A husband writes about what it’s like to have his home taken over by a vulture fund.

I AM ONE of these people. Got the letter in the post today. Just entered into a five-year fixed interest rate with my bank less than a month ago. €1100 per month.

I’ve missed a few payments since I took the mortgage eight years ago because my wages were cut severely since the public sector pay cuts and embargo on promotions. My wife works full-time and we have two kids.

When times got tough and we couldn’t afford the full repayments of €1400 p/m I constantly kept in touch with the bank , completed numerous standard financial statements and offered any solution affordable to keep our family home.

Inevitably we have racked up €10,000 arrears over the years which I planned fully to repay.

We continue to make full monthly repayments on the new interest rate. We never buried or heads in the sand or defaulted. We live in a humble house and have one 14-year-old family car. No other loans or debts.

Vulture fund

Now our mortgage has been sold to an American vulture fund. The bank claims that there is an average arrears of over €60,000 on the primary dwellings sold in the portfolio with tens of missed payments.

But these figures do not represent my mortgage account and I wonder how many others are in the same situation.

So what is the future of our family home now? I don’t know.

How will the vulture fund decide to manage my “non-performing” loan?

Crying ourselves to sleep

Before they repossess our home I’m pretty sure that they won’t take into consideration my children’s best friends living next door, or the fact that if mammy and daddy had to move to a different county to live with granny and grandad that they would have to say goodbye to their school across the street and all their friends who attend.

Maybe the big wigs in the company will cut me some slack if I tell them my wife and I have spent sleepless nights stressing over the future of our family home, often crying ourselves to sleep under a continuous black cloud of stress and anxiety.

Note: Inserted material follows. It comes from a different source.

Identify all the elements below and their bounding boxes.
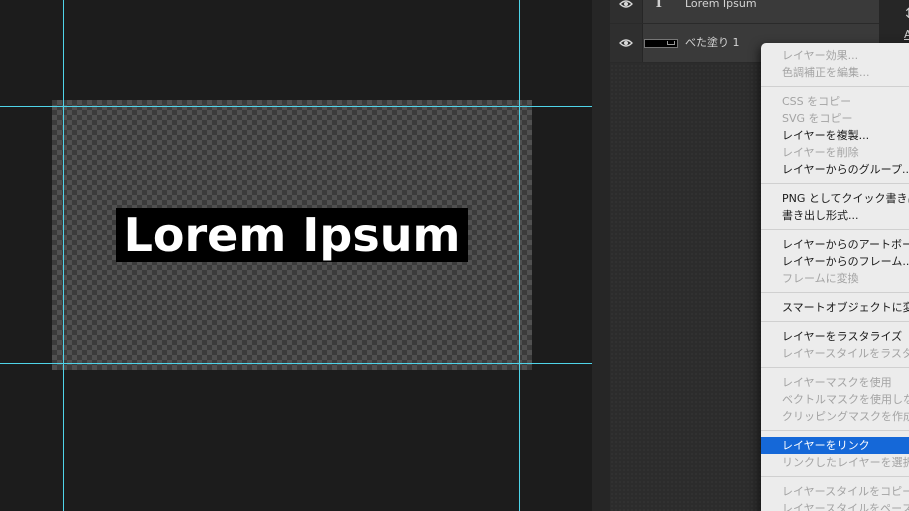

I work hard, harder than most if I’m honest. Never took the easy option, always figured that eventually hard graft will pay off, honesty is the best policy, karma is on my side.

Now I’m starting to doubt my beliefs along with my ever-waning faith in the government of our fair country and their ability to stand up for the ordinary decent folk.

My home is not the twisted willow planted out the back, it’s not my wooden garden shed that I religiously paint each year and stand back admiringly at “another job done”.

It’s not the lady next door who drops in a pot of her homemade jam in return for watering her flowers when she goes on holidays.

It’s not my daughter’s bedroom with her fairy doll house and teddy box in the corner, it’s not my son’s bedroom with his proud collection of Horrid Henry books or his Lego builds tucked safely under his bed.

My house, our home is an asset, a series of numbers on a sheet, a “non-performing loan”, someone else’s pension fund after its repossessed and sold to the highest bidder.

Where does this leave me? Have I failed my wife and kids?